Pages

Selamat Datang Salsabila Qudsiya Fatahillah

Ini adalah cerita pengalaman isteri saya melahirkan puteri kami.

Pada kesempatan kali ini saya akan berbagi pengalaman saat melahirkan Salsa,anak pertama kami. Saya dan suami saya bekerja sebagai guru kontrak di Sabah Malaysia. Kami mengajar anak2 TKI yang orang tuanya bekerja sebagai buruh di ladang kelapa sawit. Anak indonesia di sini tidak diperbolehkan lagi untuk belajar di sekolah kerajaan malaysia (kalo di indonesia,sekolah negri). Tidak seperti dulu anak TKI masih boleh bersekolah di sekolah kerajaan.
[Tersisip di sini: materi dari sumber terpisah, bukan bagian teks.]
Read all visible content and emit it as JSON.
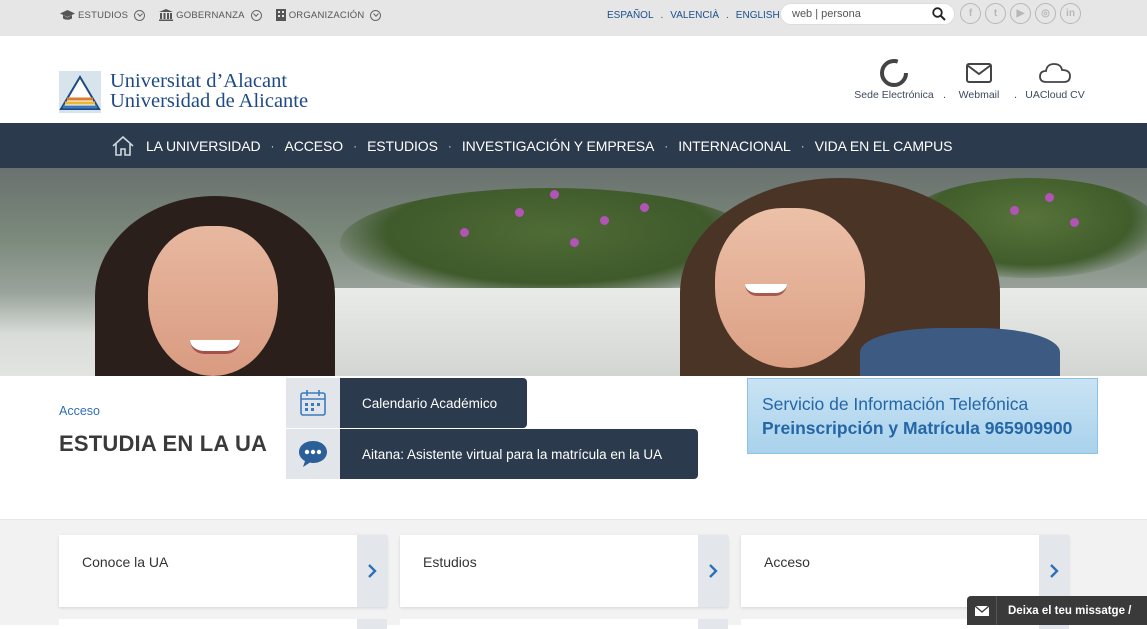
{
  "topbar": {
    "links": [
      {
        "label": "ESTUDIOS"
      },
      {
        "label": "GOBERNANZA"
      },
      {
        "label": "ORGANIZACIÓN"
      }
    ],
    "languages": [
      "ESPAÑOL",
      "VALENCIÀ",
      "ENGLISH"
    ],
    "language_separator": ".",
    "search": {
      "placeholder": "web | persona"
    },
    "social": [
      {
        "icon": "facebook-icon",
        "glyph": "f"
      },
      {
        "icon": "twitter-icon",
        "glyph": "t"
      },
      {
        "icon": "youtube-icon",
        "glyph": "▶"
      },
      {
        "icon": "instagram-icon",
        "glyph": "◎"
      },
      {
        "icon": "linkedin-icon",
        "glyph": "in"
      }
    ]
  },
  "header": {
    "logo_line1": "Universitat d’Alacant",
    "logo_line2": "Universidad de Alicante",
    "tools": [
      {
        "label": "Sede Electrónica",
        "icon": "sede-icon"
      },
      {
        "label": "Webmail",
        "icon": "mail-icon"
      },
      {
        "label": "UACloud CV",
        "icon": "cloud-icon"
      }
    ],
    "tool_separator": "."
  },
  "nav": {
    "items": [
      "LA UNIVERSIDAD",
      "ACCESO",
      "ESTUDIOS",
      "INVESTIGACIÓN Y EMPRESA",
      "INTERNACIONAL",
      "VIDA EN EL CAMPUS"
    ],
    "separator": "·"
  },
  "section": {
    "breadcrumb": "Acceso",
    "title": "ESTUDIA EN LA UA",
    "quick_links": [
      {
        "label": "Calendario Académico",
        "icon": "calendar-icon"
      },
      {
        "label": "Aitana: Asistente virtual para la matrícula en la UA",
        "icon": "chat-bubble-icon"
      }
    ],
    "info": {
      "line1": "Servicio de Información Telefónica",
      "line2": "Preinscripción y Matrícula 965909900"
    }
  },
  "cards": [
    {
      "label": "Conoce la UA"
    },
    {
      "label": "Estudios"
    },
    {
      "label": "Acceso"
    }
  ],
  "chat": {
    "label": "Deixa el teu missatge /"
  },
  "colors": {
    "nav_bg": "#2b3a4c",
    "link_blue": "#2f6fb8",
    "info_bg": "#c9e3f3",
    "topbar_bg": "#e6e6e6"
  }
}
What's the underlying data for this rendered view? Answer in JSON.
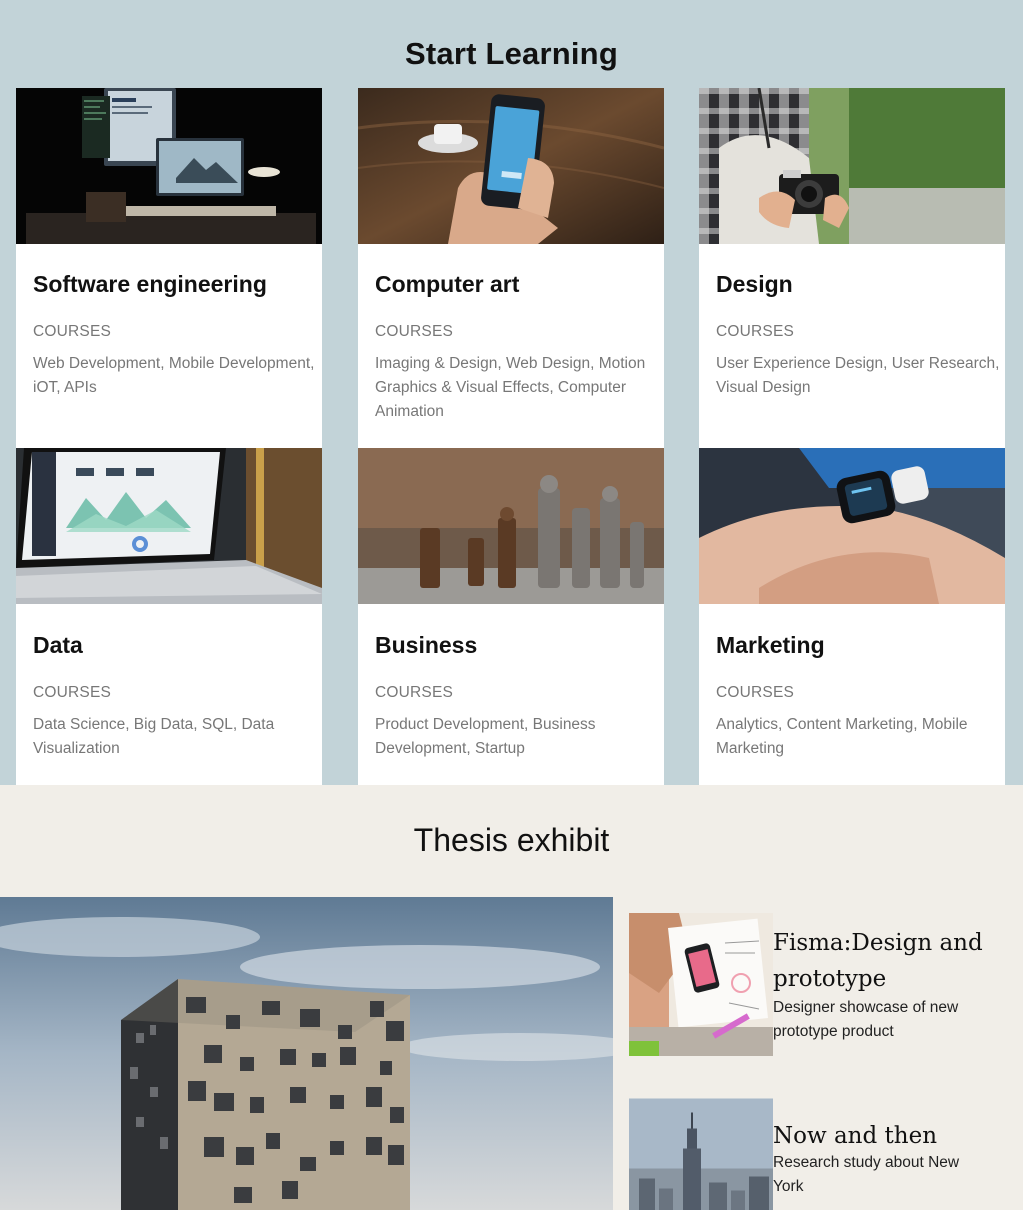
{
  "learning": {
    "title": "Start Learning",
    "cards": [
      {
        "title": "Software engineering",
        "label": "COURSES",
        "description": "Web Development, Mobile Development, iOT, APIs",
        "image": "desk-computer-monitors-photo"
      },
      {
        "title": "Computer art",
        "label": "COURSES",
        "description": "Imaging & Design, Web Design, Motion Graphics & Visual Effects, Computer Animation",
        "image": "hand-holding-phone-photo"
      },
      {
        "title": "Design",
        "label": "COURSES",
        "description": "User Experience Design, User Research, Visual Design",
        "image": "person-with-camera-photo"
      },
      {
        "title": "Data",
        "label": "COURSES",
        "description": "Data Science, Big Data, SQL, Data Visualization",
        "image": "laptop-dashboard-photo"
      },
      {
        "title": "Business",
        "label": "COURSES",
        "description": "Product Development, Business Development, Startup",
        "image": "chess-pieces-photo"
      },
      {
        "title": "Marketing",
        "label": "COURSES",
        "description": "Analytics, Content Marketing, Mobile Marketing",
        "image": "smartwatch-hand-photo"
      }
    ]
  },
  "thesis": {
    "title": "Thesis exhibit",
    "hero_image": "building-against-sky-photo",
    "items": [
      {
        "title": "Fisma:Design and prototype",
        "description": "Designer showcase of new prototype product",
        "image": "desk-sketching-phone-photo"
      },
      {
        "title": "Now and then",
        "description": "Research study about New York",
        "image": "new-york-skyline-photo"
      }
    ]
  },
  "colors": {
    "learning_bg": "#c2d3d8",
    "thesis_bg": "#f1eee8",
    "muted_text": "#777777"
  }
}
Untuk mengatasi masalah ini pemerintah Indonesia mengirimkan ratusan guru dari indonesia.
24 januari 2015, sekitar jam lima pagi saya bangun dan merasakan ada air keluar dari jalan lahir. Saya kaget dan langsung tau bahwa itu adalah air ketuban. Ya Allah, usia kandungan saya baru 35 minggu 4 hari. Haruskah saya melahirkan sbelum waktunya? Saya pasrah. Jam 6.30 kami pergi ke rumah sakit dengan menggunakan mobil office/ladang sawit tempat kami mengajar. Alhamdulillah istri manager sawit di sini adalah partner suami saya mengajar di Humana. Humana School merupakan sekolah yang didirikan oleh NGO terdaftar di Malaysia.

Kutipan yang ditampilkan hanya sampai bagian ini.